ABD’nin faizi artırdığı bir ortamda dolara dönmek matematiksel olarak daha doğru olduğu için herkesin dolara koştuğuna da işaret eden Leblebici, “Euro-dolar paritesi biraz daha aşağı gelebilir ama bir süre sonra dengeyi sağlaması gerekir. Euro’nun alıcısı satıcısına göre daha az çünkü Avrupa’nın şu anda bir hikayesi yok. Bir takım datalar daha iyi gelmeye başladığında o zaman piyasa euro’nun değerlenmesini herkesten önce fiyatlar. Paritenin, 1.0’in altına gitmesi fazla satış gibi olur diye düşünüyorum. Bakarsınız 0.80’e gider ama datalar o kadar kötü gelmeye devam edebilir ki o zaman 0.60’a gittiğini de görürsünüz. Bunu şu anda söylemenin imkanı yok” ifadelerini kullandı.

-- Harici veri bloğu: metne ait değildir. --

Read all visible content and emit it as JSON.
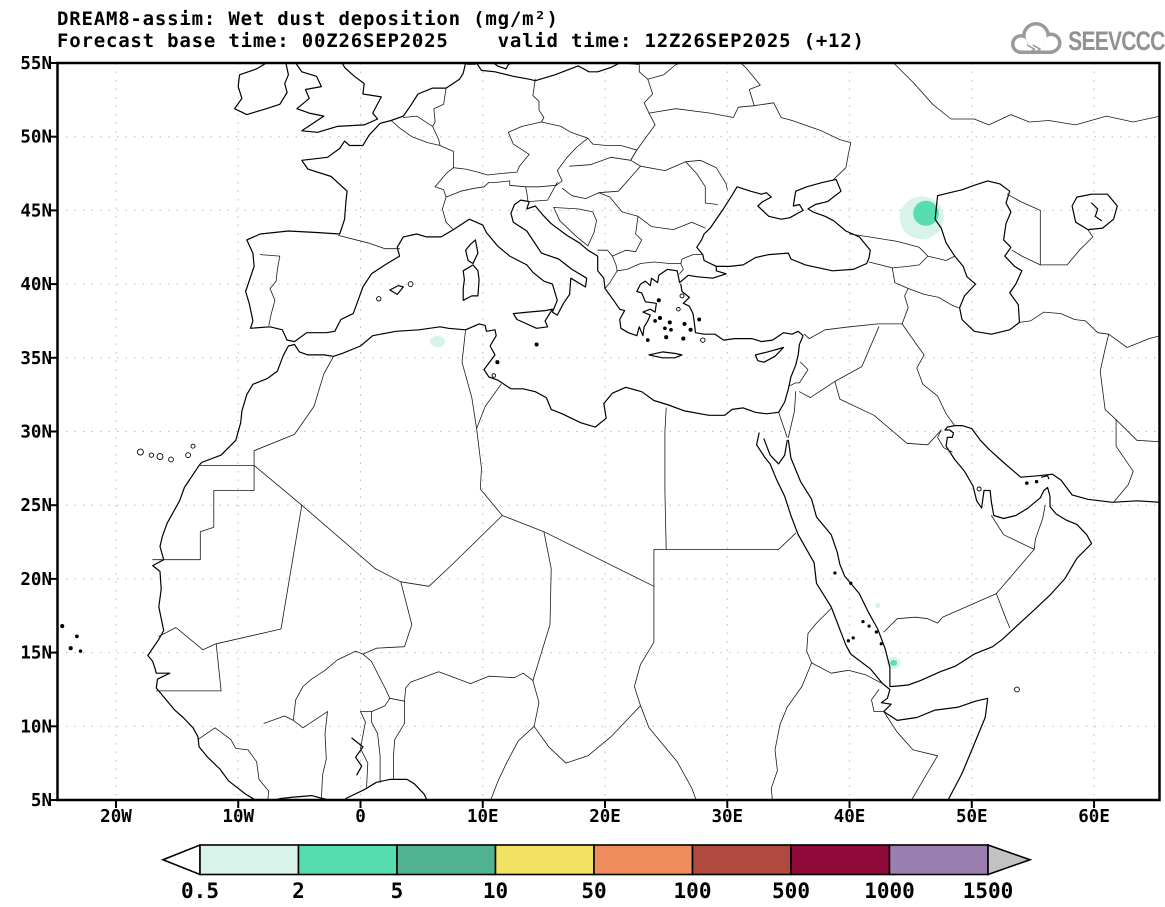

Herkes ne olduğunu anlamaya çalışıyor
Kredi talebinde çok olmasa da düşüş var. 2001 kriziyle kıyaslanacak gibi değil. Onun şiddeti 100 ise bunun şiddeti 10. Doğal olarak herkes ne olduğunu anlamak istiyor" diyen Ümit Leblebici, şöyle devam etti: "Cirolarda düşme var ama bundan 14-15 ay önceye gittiğinizde aklınıza Rusya'da böyle bir gelişme olacağı gelir miydi? Kırım ya da IŞİD gibi bir olayın olabileceğini bilebilir miydik? Dış alemde bizi çevreleyen yerlerde durum farklı. Olaylar bizi etkiliyor ve ihracat pazarları daralıyor. Kısmen kalıcı gibi de görünüyor. Buna adapte olmak lazım. Sanayi üretiminin düşmesinin nedeni dış pazarlardaki daralma. Avrupa daha hızlı toparlanırsa offset etmeye başlayacağız. ABD daha hızlı toparlanırsa orada avantaj sağlayacağız."